Mei Ling is building a kopitiam maze. The player kucing has to deliver a kopi-o from the kitchen to a table without hitting any tables (drawn in black). She wrote this:
when flag clicked
set [move-speed v] to (4)
forever
if <key [right arrow v] pressed?> then
change x by (move-speed)
if <touching color [#000000] ?> then
change x by ((0) - (move-speed))
end
end
end
Mei Ling complains: "When I push into the corner where two tables meet, my kucing freezes and I can't reverse out!" Why does her stack wedge, and how do you fix it without rewriting from scratch?
Reveal one valid solution
The bug: when the player is already touching the wall (say, after a previous frame's nudge left them grazing it), Mei Ling's rollback uses change x by ((0) - (move-speed)). That moves them further back — sometimes into another wall. Now the touching-colour check is still true, but the next frame's rollback moves them in yet another direction. They're trapped bouncing between two walls.

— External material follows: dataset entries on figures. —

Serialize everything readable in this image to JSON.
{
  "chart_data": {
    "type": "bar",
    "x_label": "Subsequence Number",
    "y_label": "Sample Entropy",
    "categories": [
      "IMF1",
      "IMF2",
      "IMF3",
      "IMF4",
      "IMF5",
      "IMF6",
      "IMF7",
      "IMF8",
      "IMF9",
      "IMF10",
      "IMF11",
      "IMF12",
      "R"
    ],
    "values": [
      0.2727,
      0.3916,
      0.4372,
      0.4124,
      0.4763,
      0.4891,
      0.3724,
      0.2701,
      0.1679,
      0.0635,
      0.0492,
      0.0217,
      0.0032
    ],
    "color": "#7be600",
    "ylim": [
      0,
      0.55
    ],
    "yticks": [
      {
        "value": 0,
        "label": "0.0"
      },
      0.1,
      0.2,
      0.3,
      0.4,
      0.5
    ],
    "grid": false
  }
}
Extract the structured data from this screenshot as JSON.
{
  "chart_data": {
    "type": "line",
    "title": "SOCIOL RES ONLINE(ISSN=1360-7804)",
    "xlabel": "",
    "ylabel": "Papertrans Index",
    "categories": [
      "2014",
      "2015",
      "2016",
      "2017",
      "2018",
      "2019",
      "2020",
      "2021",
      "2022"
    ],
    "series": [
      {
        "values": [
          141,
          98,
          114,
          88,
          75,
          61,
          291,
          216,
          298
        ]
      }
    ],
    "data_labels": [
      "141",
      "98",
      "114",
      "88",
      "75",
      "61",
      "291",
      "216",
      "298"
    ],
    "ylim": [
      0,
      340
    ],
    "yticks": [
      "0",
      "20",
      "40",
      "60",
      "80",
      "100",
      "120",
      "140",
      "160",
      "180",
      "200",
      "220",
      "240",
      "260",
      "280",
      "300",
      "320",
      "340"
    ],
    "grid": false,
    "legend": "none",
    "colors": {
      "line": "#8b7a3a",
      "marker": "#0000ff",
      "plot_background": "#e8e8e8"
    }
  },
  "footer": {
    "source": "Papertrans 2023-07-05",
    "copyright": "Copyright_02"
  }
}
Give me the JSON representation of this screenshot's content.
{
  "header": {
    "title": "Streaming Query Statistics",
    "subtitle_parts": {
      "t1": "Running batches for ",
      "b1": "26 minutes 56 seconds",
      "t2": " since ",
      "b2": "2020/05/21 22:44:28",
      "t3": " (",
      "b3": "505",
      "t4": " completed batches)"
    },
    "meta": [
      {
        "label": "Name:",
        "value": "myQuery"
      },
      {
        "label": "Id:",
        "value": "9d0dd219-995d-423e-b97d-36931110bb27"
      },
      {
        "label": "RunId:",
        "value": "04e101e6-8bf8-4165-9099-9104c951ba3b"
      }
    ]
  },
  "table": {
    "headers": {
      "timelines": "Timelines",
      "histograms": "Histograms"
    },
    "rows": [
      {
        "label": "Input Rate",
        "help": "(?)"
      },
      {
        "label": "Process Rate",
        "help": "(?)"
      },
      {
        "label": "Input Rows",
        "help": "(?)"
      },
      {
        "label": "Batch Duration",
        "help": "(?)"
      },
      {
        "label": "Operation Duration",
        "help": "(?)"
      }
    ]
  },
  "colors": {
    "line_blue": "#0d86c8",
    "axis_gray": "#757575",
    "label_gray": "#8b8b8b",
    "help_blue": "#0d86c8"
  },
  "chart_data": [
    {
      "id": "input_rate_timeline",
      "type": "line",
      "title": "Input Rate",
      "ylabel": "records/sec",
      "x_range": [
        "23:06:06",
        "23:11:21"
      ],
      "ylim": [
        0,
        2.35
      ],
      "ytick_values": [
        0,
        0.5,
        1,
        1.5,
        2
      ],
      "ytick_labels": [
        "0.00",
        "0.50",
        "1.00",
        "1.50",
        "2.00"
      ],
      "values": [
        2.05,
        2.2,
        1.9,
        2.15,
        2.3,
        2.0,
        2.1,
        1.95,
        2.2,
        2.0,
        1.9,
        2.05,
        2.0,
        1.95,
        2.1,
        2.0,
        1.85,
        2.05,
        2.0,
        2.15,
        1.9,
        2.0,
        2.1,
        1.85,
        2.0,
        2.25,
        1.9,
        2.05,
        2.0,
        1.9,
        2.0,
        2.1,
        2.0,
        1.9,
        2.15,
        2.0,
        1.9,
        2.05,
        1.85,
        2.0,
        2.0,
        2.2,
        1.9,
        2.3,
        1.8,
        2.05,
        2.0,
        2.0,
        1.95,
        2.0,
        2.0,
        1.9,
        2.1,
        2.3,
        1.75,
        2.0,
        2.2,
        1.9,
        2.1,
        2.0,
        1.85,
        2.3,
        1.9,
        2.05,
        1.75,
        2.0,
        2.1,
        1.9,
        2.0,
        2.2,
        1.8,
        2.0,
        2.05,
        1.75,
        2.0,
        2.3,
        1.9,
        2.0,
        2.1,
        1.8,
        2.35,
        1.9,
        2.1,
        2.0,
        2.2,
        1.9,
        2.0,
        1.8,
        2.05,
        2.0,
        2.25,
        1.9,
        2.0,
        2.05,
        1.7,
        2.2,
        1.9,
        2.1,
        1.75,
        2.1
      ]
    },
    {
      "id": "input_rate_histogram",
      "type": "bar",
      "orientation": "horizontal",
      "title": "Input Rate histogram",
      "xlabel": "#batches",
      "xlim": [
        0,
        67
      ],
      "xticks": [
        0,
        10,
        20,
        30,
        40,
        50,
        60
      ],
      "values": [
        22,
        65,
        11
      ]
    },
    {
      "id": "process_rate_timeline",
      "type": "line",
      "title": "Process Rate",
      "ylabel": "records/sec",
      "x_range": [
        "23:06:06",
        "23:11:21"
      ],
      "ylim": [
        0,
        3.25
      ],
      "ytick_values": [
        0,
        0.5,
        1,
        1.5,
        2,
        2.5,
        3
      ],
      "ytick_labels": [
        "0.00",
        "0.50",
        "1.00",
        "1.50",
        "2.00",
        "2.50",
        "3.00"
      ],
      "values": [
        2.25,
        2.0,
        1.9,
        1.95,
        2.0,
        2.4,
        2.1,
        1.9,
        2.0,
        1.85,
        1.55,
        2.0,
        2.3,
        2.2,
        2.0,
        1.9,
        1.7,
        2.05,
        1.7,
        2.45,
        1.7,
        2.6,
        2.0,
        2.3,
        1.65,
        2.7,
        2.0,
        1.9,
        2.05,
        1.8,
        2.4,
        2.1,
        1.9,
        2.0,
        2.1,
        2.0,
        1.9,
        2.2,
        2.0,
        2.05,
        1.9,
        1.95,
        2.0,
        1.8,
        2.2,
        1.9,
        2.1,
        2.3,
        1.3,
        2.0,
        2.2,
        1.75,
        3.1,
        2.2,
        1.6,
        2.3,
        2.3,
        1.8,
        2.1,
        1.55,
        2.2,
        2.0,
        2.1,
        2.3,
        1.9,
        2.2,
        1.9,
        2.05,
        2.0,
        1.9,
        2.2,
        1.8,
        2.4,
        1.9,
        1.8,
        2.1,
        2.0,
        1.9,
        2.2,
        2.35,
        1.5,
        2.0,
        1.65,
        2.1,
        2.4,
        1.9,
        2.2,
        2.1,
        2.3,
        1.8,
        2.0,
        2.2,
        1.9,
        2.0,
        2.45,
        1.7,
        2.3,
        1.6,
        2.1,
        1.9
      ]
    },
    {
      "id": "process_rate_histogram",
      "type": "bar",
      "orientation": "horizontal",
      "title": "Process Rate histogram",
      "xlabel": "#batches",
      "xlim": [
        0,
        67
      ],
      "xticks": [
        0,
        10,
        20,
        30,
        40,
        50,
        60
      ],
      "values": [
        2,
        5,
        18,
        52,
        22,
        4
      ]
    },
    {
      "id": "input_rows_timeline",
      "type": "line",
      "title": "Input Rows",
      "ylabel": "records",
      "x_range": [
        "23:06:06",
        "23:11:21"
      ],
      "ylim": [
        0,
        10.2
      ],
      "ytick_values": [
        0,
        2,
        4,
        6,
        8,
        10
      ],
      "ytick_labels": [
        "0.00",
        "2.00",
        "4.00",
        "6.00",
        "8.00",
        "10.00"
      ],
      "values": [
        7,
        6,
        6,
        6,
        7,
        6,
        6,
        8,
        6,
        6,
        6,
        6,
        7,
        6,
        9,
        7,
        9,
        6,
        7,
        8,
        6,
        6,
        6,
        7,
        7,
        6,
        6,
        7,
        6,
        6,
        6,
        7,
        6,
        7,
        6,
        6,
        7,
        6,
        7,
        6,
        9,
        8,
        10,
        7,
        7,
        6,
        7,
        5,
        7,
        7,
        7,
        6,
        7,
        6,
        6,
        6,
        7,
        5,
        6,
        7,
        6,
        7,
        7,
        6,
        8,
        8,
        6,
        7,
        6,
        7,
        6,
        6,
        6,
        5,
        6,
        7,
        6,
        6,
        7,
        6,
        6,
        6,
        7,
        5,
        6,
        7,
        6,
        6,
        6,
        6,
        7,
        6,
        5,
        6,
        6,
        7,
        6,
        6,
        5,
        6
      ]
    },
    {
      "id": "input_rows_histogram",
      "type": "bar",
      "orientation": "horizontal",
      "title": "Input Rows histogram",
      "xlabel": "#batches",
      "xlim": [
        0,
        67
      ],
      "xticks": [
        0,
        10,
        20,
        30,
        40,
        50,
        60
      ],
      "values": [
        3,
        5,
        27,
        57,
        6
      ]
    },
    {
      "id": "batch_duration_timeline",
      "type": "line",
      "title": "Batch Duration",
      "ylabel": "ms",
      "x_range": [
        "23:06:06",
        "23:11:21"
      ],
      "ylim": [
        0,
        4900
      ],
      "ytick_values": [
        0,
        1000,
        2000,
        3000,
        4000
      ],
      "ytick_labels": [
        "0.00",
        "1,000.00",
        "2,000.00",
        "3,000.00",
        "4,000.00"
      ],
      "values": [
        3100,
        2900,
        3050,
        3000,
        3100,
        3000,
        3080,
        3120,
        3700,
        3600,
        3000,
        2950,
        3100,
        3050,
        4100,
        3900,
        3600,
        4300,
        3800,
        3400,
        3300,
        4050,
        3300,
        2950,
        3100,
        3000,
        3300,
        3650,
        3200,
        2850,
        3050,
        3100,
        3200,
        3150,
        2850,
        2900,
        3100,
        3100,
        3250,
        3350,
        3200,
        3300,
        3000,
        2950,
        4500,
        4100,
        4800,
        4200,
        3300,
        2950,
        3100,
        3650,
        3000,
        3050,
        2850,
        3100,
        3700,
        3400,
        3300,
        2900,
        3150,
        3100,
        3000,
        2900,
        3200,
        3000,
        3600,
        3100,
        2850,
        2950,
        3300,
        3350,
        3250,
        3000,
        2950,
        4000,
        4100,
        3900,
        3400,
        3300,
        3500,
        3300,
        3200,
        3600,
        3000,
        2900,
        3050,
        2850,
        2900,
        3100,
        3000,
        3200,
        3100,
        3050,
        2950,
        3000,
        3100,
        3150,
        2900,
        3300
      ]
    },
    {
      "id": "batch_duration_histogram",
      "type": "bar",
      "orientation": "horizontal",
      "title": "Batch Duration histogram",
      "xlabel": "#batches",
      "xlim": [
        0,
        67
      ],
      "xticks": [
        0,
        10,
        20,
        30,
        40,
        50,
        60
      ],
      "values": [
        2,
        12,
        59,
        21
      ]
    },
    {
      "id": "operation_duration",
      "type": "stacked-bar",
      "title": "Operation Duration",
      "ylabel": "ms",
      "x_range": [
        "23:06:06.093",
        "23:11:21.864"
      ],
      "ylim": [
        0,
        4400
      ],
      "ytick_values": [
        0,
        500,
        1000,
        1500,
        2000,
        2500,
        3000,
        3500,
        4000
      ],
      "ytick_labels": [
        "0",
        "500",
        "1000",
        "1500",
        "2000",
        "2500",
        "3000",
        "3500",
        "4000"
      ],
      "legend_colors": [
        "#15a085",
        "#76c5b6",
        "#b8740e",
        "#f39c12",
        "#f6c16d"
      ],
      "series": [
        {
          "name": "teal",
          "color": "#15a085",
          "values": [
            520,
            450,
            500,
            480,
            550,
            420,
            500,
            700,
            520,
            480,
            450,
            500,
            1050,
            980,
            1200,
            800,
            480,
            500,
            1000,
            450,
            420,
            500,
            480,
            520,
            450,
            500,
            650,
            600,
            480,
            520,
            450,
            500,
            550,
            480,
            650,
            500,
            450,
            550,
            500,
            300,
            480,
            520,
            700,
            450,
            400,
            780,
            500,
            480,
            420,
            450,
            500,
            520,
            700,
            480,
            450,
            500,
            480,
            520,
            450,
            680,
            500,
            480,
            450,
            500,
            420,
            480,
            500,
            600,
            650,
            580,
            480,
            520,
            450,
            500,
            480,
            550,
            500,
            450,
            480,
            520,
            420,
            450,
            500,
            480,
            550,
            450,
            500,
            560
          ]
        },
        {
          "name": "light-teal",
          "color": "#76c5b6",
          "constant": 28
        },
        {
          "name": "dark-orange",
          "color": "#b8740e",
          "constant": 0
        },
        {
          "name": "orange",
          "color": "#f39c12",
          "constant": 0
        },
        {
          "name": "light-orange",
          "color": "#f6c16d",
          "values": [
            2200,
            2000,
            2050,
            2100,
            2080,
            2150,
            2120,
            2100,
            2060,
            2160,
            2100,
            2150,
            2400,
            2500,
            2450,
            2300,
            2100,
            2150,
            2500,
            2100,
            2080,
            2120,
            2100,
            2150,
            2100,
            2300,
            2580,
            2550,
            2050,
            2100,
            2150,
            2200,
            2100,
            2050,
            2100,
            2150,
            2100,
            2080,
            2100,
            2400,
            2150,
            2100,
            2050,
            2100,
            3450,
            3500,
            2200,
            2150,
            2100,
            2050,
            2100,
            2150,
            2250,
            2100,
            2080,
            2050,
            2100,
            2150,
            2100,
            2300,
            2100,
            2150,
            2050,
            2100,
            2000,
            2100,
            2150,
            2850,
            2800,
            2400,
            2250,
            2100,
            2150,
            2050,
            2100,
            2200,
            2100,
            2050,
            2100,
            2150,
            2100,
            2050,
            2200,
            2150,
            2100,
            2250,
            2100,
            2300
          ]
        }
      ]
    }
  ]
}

The fix is the snapshot pattern. Save the position before moving; snap back to that saved spot if the move ends in a wall:
when flag clicked
set [move-speed v] to (4)
forever
set [last-good-x v] to (x position)
set [last-good-y v] to (y position)
if <key [right arrow v] pressed?> then
change x by (move-speed)
end
if <touching color [#000000] ?> then
set x to (last-good-x)
set y to (last-good-y)
end
end
Same idea, different mechanism. The snapshot is taken before the move attempt, so it's always a known-safe spot. Mei Ling's kucing can always reverse out of any corner, because the last-good position is always reachable. Memory beats recalculation, every time.
Recap 3 min
You replaced the jerky change x by (5) jumps with a tunable move-speed variable, added four arrow-key if-thens for diagonal movement, and used last-good-x / last-good-y snapshots to roll back into safe positions instead of out into more walls. The player now glides, accepts two keys at once, and can never get wedged. This is the standard top-down player controller — every maze game on Scratch (and most professional ones) uses some variant of it.
- Tunable variable
- A variable used in place of a hard-coded number so you can change the game's feel from one spot. move-speed is tunable — edit one set-block, the whole game speeds up.
- Snapshot pattern
- Saving a value before trying something risky so you can restore it if the try fails. Used here for player position; also used in databases and "undo" buttons.
- Rollback
- Returning to a previous safe state after detecting a problem. set x to (last-good-x) is a rollback to the pre-move position.
- Wall-bump / wedge
- The bug where reversing a move pushes the player into another wall, causing them to oscillate or freeze. Fixed by rolling back to a remembered safe spot, not by reversing the most recent move.
- Diagonal movement
- Moving in both x and y the same frame because two keys are held. Requires four independent if-thens (not one if-else chain) in the same forever loop.
Homework 2 min
The Smooth-Mover Drill. Take last lesson's maze project and upgrade it with the new pattern.
- Open your
HW-L3-33-Maze.sb3(or start fresh — draw a simple black-walled maze on the backdrop). - Make three variables: move-speed, last-good-x, last-good-y. All "For all sprites".
- Replace the player's movement script with the worked-example stack. Set move-speed to 3.
- Test: hold right + down. Does the player move diagonally?
- Test: push into a corner from any direction. Can you always reverse out?
- Tune: try move-speed at 2, 4, and 6. Which feels best in your maze?
Save as HW-L3-34-Glider.sb3.
Bring back next class:
- The
.sb3file. - One sentence answering: "What's the smallest move-speed that still feels playable, and the largest before the player phases through a wall?"
- One sentence answering: "Why did we put the snapshot blocks at the top of the forever instead of the bottom?"
Heads up for next class: SCR-L03-35 adds win conditions — a green goal square the player has to reach, plus a multi-key collect-em-up version using lists. The maze is about to become a real game.